Jan 26, 2026
FLAGLER BEACH, FL – Liberty Counsel filed an appeal to Fifth District Court of Appeal of an order issued last Friday afternoon by the Seventh Judicial Circuit Court that prevents Coastal Family Church from continuing to hold worship services on its property. The appeal on behalf of Pastor Roderick Palmer of Coastal Family Church requests an immediate stay and reversal of a temporary injunction that prohibits the church from holding in person worship services at its Flagler Beach location.
The January 23 injunction, which took immediate effect, is an unconstitutional restriction on the First Amendment rights of speech, assembly, and religious exercise, and violates Florida law by preventing the church from using its own property to gather and worship. The church has already suffered irreparable harm from having been forcibly closed for one Sunday service.
In August 2025, a lawsuit against Coastal Family Church arose after the property association, Flagler Square – JAX, Inc, sought to enforce a restrictive covenant prohibiting “public assembly” at the properties in the Flagler Square strip mall. The church argues that the covenant is ambiguous, selectively enforced, and unlawful under both state and federal law. The association claims the church’s services “would overwhelm available parking at all times” despite Sunday services leaving more than 160 parking spots available. Notably, the condominium declaration also prohibits strip mall units from being used as discount stores, banquet halls, bingo parlors, or other places of public assembly.

However, Flagler Square is home to a consignment store, and a Fraternal Order of Police lodge that regularly hosts bingo nights and rents their facility to the public for public assembly. Despite no evidence of parking problems, and after the city formally approved the church’s zoning special exception, the trial court still issued an order preventing religious gatherings on the property.
The court order to bar a church from using its own property for worship constitutes “a prior restraint” on speech, assembly, and religious exercise, which is “the most serious and least tolerable form of infringement on First Amendment rights,” noted Liberty Counsel.
Courts have consistently held that closing a house of worship triggers a loss of First Amendment freedoms, which even briefly, causes irreparable harm. The order has already prevented the church from meeting for one Sunday worship, and each additional week the injunction remains in place would inflict compounding constitutional injury that cannot be undone, such as potential drop in attendance, as well as a decline in donations required to maintain operations, pay staff, and serve its community.

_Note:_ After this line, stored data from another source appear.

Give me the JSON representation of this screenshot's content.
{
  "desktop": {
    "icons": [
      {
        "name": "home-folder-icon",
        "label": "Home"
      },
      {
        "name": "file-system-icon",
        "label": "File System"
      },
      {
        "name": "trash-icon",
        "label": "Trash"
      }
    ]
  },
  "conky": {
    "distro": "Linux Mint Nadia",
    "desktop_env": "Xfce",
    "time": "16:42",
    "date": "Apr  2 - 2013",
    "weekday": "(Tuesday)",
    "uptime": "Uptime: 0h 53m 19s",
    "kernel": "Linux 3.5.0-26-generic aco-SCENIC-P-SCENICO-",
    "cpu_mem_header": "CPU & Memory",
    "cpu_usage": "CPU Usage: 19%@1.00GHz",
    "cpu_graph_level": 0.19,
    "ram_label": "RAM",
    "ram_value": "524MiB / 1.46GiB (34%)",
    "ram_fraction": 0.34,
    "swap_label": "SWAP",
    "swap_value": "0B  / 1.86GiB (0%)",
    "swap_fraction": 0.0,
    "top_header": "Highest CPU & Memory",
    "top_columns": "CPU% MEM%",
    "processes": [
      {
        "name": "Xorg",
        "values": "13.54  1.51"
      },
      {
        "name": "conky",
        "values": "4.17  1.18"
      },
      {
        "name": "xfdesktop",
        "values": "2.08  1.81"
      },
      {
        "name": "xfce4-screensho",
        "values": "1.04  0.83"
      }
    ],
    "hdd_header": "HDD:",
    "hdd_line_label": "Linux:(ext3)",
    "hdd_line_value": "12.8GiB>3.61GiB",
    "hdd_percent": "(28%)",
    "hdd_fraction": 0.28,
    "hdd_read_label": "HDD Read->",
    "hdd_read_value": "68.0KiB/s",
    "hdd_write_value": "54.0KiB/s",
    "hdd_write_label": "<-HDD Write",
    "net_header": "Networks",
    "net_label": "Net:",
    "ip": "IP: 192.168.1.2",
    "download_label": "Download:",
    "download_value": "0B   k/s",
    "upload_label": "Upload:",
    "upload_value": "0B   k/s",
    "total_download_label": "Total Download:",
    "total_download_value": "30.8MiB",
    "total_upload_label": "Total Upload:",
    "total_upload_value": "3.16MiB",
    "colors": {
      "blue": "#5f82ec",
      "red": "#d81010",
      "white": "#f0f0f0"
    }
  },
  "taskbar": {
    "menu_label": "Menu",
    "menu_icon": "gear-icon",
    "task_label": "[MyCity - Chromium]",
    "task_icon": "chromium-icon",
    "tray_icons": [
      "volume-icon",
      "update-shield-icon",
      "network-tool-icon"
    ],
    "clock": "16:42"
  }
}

“No pastor, church, or parishioner in America should be forced to choose between worship and contempt,” wrote Liberty Counsel. “Yet the order imposes an extraordinary burden – shutting the doors of Coastal Family Church and forcing the pastor to bar his congregants from accessing their own church to worship, receive communion, and fellowship together during the pendency of this civil action.”
In addition to the First Amendment of the U.S. Constitution, there are several Florida laws that protect the church, including:
Also, under the federal Religious Land Use and Institutionalized Persons Act, judicial enforcement of a land use regulation, such as the condominium covenant, qualifies as state action and is subordinate to federal protections.
Liberty Counsel Founder and Chairman Mat Staver said, “This injunction unconstitutionally shutters a house of worship with no compelling government interest to do so. Every Sunday that the doors of Coastal Family Church remain closed inflicts irreparable spiritual and constitutional injury on its congregation. The U.S. Constitution and Florida laws are clear that Pastor Roderick Palmer and Coastal Family Church have the right to hold church services on church property and that restrictive covenants cannot ban religious assembly. This injunction must be stayed and reversed.”